Estábamos en un bote inflable de casco rígido y de color naranja brillante desplazándonos a toda velocidad (a la mayor velocidad posible con un oleaje de 2 metros [7 pies]) con el viento en contra. Tenía los nudillos blancos de agarrar la consola central y fue bueno que me estuviera sujetando con fuerza porque el bote de pronto voló por el aire. Ahora que lo pienso, también fue bueno que me hubiera puesto mi traje de neopreno en el muelle, porque estaba tan empapado que este viaje en bote podía perfectamente clasificarse como un buceo.

Desde que habíamos salido del puerto habíamos visto una sola embarcación: un gran barco pesquero que se desplazaba en la dirección opuesta. La ausencia de tráfico de embarcaciones me pareció extraña y me acerqué al capitán, un callado inmigrante holandés, y le pregunté con voz fuerte: "así que, ¿muchos buzos visitan este lugar?". El capitán me miró, con un labio elevado sin sonreír realmente, y respondió: "no".

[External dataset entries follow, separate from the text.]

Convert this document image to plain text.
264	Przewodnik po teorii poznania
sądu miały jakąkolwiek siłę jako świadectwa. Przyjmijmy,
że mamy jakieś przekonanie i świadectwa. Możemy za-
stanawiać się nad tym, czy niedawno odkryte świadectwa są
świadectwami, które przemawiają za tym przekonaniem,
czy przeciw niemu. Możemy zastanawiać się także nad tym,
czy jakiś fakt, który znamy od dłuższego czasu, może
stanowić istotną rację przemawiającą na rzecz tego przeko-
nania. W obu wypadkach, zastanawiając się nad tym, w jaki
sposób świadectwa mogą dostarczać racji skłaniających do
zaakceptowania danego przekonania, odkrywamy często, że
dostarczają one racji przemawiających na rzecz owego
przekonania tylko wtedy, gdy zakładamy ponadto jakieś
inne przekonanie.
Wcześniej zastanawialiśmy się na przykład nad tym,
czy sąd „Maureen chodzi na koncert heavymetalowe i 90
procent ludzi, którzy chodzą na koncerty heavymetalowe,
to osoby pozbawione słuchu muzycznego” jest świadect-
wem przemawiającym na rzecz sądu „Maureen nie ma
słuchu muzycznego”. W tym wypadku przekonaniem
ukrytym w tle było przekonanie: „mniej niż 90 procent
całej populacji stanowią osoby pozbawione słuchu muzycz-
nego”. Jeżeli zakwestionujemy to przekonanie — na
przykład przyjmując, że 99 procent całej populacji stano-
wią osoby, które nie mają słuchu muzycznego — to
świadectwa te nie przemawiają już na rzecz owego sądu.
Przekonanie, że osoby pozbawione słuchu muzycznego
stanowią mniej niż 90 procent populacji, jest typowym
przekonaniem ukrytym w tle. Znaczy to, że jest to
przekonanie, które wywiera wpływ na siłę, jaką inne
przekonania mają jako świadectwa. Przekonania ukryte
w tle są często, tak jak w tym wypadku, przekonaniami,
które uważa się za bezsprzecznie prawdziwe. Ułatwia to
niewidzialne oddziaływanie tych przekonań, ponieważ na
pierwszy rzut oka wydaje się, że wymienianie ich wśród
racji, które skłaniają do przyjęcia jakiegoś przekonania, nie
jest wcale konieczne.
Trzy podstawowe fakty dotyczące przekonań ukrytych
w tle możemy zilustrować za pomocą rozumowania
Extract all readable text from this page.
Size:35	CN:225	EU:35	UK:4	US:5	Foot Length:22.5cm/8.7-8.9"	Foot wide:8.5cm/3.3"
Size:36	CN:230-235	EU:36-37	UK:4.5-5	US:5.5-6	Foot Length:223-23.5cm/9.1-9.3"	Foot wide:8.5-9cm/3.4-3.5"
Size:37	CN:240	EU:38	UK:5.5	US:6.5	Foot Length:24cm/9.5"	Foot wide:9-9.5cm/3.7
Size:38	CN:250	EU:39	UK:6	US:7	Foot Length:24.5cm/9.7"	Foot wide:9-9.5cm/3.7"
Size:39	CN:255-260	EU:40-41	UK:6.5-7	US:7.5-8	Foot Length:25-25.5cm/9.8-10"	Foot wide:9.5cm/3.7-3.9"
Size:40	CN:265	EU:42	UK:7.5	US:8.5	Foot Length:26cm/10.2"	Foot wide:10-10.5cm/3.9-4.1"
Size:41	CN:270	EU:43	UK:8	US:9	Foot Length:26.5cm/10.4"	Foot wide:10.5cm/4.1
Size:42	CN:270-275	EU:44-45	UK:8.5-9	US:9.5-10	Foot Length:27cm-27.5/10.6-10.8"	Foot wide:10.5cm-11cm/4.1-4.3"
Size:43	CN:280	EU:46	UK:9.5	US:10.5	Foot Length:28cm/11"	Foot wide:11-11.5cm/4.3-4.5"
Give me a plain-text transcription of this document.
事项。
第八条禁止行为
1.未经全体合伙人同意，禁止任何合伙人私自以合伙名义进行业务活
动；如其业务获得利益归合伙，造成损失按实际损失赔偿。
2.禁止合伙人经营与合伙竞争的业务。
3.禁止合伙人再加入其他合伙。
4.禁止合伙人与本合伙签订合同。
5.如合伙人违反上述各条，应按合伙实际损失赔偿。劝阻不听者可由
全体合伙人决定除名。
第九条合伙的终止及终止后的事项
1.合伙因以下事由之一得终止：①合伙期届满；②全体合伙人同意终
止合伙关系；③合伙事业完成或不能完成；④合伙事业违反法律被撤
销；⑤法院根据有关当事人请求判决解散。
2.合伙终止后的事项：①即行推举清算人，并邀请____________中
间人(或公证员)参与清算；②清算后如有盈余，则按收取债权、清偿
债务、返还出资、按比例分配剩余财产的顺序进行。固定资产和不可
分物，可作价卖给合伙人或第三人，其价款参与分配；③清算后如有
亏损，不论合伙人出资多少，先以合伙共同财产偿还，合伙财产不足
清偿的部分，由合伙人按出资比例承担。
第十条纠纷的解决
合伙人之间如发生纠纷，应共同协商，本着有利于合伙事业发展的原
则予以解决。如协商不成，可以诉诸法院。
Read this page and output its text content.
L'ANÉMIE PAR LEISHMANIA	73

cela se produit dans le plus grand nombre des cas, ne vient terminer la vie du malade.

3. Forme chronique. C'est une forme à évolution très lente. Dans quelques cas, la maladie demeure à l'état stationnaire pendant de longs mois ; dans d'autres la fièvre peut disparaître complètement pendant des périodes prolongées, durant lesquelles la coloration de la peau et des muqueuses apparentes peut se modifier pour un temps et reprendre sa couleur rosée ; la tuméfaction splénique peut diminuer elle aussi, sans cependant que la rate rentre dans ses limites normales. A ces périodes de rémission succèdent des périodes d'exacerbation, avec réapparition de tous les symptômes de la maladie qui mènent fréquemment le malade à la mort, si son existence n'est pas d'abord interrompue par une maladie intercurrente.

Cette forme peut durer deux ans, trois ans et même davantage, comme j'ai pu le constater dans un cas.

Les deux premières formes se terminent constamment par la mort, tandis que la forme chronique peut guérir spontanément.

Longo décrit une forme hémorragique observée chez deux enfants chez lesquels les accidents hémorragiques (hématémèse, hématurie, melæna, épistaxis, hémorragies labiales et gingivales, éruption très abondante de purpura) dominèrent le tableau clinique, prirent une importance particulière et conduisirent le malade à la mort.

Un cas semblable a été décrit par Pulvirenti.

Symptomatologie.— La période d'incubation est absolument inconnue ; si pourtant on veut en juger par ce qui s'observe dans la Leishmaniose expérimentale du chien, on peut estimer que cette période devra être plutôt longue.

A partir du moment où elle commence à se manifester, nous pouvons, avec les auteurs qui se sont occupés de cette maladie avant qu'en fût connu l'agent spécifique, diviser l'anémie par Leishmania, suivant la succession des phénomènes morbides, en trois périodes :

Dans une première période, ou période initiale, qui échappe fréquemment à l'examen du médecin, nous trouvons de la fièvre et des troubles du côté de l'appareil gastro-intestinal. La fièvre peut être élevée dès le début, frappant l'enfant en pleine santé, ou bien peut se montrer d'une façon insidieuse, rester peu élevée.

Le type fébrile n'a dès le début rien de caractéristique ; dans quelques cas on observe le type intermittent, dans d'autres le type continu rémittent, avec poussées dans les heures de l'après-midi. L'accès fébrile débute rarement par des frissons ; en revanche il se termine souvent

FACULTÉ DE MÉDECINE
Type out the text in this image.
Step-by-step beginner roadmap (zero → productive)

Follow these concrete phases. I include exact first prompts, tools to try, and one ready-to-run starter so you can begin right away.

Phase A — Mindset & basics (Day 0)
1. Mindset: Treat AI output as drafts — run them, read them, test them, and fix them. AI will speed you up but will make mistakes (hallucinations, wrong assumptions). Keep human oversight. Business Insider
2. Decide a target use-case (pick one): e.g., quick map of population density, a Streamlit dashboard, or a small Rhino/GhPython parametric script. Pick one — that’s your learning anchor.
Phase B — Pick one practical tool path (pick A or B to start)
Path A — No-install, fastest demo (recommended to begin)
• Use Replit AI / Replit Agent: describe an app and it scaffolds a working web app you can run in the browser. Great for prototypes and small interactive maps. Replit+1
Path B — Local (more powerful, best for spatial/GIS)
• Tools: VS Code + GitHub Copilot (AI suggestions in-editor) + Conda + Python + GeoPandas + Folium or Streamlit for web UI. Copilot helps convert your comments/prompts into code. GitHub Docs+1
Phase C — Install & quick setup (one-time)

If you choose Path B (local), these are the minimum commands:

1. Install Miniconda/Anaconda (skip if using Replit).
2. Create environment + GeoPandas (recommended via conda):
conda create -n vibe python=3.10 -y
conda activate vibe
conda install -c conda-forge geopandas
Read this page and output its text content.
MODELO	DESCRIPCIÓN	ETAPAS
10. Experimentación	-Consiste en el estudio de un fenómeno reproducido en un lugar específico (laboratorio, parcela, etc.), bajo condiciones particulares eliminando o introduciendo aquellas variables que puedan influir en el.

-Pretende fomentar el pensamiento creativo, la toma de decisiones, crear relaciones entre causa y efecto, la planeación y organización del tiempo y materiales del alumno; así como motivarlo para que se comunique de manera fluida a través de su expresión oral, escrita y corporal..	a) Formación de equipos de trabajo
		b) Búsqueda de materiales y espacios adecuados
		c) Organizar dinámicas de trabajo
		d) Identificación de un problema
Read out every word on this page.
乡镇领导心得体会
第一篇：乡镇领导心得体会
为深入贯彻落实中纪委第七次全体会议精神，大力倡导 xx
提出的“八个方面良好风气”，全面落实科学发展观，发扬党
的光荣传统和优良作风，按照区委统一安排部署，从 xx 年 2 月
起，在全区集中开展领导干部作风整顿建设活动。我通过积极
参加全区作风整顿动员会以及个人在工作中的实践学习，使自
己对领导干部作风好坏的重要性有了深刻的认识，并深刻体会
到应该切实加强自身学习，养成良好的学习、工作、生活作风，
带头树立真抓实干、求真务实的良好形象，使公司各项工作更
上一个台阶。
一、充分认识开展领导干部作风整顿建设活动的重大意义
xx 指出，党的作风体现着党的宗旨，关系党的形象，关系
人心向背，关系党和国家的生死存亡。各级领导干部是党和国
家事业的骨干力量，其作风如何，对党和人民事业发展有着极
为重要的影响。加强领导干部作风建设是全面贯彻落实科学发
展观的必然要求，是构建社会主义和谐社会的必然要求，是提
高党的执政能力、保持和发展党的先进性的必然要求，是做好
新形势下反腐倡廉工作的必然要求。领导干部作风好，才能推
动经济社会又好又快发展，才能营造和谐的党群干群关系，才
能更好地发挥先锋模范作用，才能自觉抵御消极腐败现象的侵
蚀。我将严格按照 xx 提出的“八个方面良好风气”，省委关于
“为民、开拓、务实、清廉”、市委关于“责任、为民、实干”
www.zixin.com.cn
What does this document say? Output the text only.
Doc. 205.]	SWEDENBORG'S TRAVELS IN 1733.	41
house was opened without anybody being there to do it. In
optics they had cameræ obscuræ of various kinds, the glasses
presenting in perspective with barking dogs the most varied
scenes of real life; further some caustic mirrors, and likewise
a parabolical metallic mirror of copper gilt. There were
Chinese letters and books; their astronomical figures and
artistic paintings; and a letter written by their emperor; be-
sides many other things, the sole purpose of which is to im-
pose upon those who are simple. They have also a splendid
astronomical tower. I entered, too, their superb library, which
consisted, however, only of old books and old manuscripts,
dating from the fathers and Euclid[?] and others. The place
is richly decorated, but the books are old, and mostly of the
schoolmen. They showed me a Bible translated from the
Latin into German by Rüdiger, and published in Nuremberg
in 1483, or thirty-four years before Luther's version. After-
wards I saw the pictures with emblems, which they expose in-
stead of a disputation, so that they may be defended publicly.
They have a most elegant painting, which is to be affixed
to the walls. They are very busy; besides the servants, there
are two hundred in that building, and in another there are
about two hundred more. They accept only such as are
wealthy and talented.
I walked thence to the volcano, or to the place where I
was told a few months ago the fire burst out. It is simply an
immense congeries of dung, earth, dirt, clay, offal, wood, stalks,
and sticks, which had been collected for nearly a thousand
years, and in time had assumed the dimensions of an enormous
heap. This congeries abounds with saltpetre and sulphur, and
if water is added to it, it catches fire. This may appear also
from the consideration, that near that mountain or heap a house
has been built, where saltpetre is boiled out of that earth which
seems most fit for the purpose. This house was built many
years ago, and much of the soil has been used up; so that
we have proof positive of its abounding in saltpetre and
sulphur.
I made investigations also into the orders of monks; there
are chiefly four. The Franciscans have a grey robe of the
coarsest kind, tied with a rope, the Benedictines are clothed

¿Qué significaba ese "no"? Naturalmente, podía ser una simple respuesta. Y siempre estaba la posibilidad de que significara "sinceramente no puedo escuchar sus preguntas con el ruido de los motores. Por favor no me moleste mientras conduzco". Sin embargo, la advertencia estaba en la media sonrisa, que en la cara del estoico holandés transformó un "no" en algo más como "no, y ellos se lo pierden, porque está a punto de quedar completamente conmovido.

Esa sonrisa prácticamente lo dijo todo acerca de la isla de Curazao: puede parecer el típico destino de buceo del Caribe, pero no hay nada corriente acerca de los espectaculares, y extraordinariamente poco visitados, puntos de buceo de Curazao. Tuvimos el primer indicio de esto mucho antes de tomar nuestro vuelo, cuando aún estábamos compenetrados en el popular juego de aeropuerto de "detectar al buzo". Había bulliciosos grupos identificados con banderas de buceo por todas partes que se dirigían a la isla Gran Caimán, Bonaire, Honduras y México. No había ningún grupo así en la puerta de embarque a Curazao, en cambio había una agitada mezcla de familias, empresarios y parejas jóvenes que comparaban relucientes anillos de boda. Tuve la sensación de que teníamos algo bueno entre manos.


Una de las vistas al mar más fotografiadas de Curazao, Handelskade,
ofrece un colorido ejemplo de arquitectura colonial holandesa.
Mi sospecha se confirmó con mucha determinación durante nuestro primer buceo en Eastpunt. No había ninguna otra embarcación a la vista cuando nos lanzamos al agua y descendimos hacia una caverna recubierta de coral a 29 metros (95 pies) denominada Love Cave (llamada así por una cita de tiburones nodrizas que una vez fue presenciada por un afortunado buzo). Si bien ese día no había ningún romance a la vista, las grandes langostas espinosas que estaban dispersas en las fisuras de la parte superior de la caverna eran un agradable consuelo. No obstante, no podíamos quedarnos allí ya que una corriente leve nos empujaba a lo largo de un arrecife inclinado, donde pasamos junto a tortugas carey, morenas y grandes esponjas tubo en un ascenso gradual hasta los 18 metros (60 pies).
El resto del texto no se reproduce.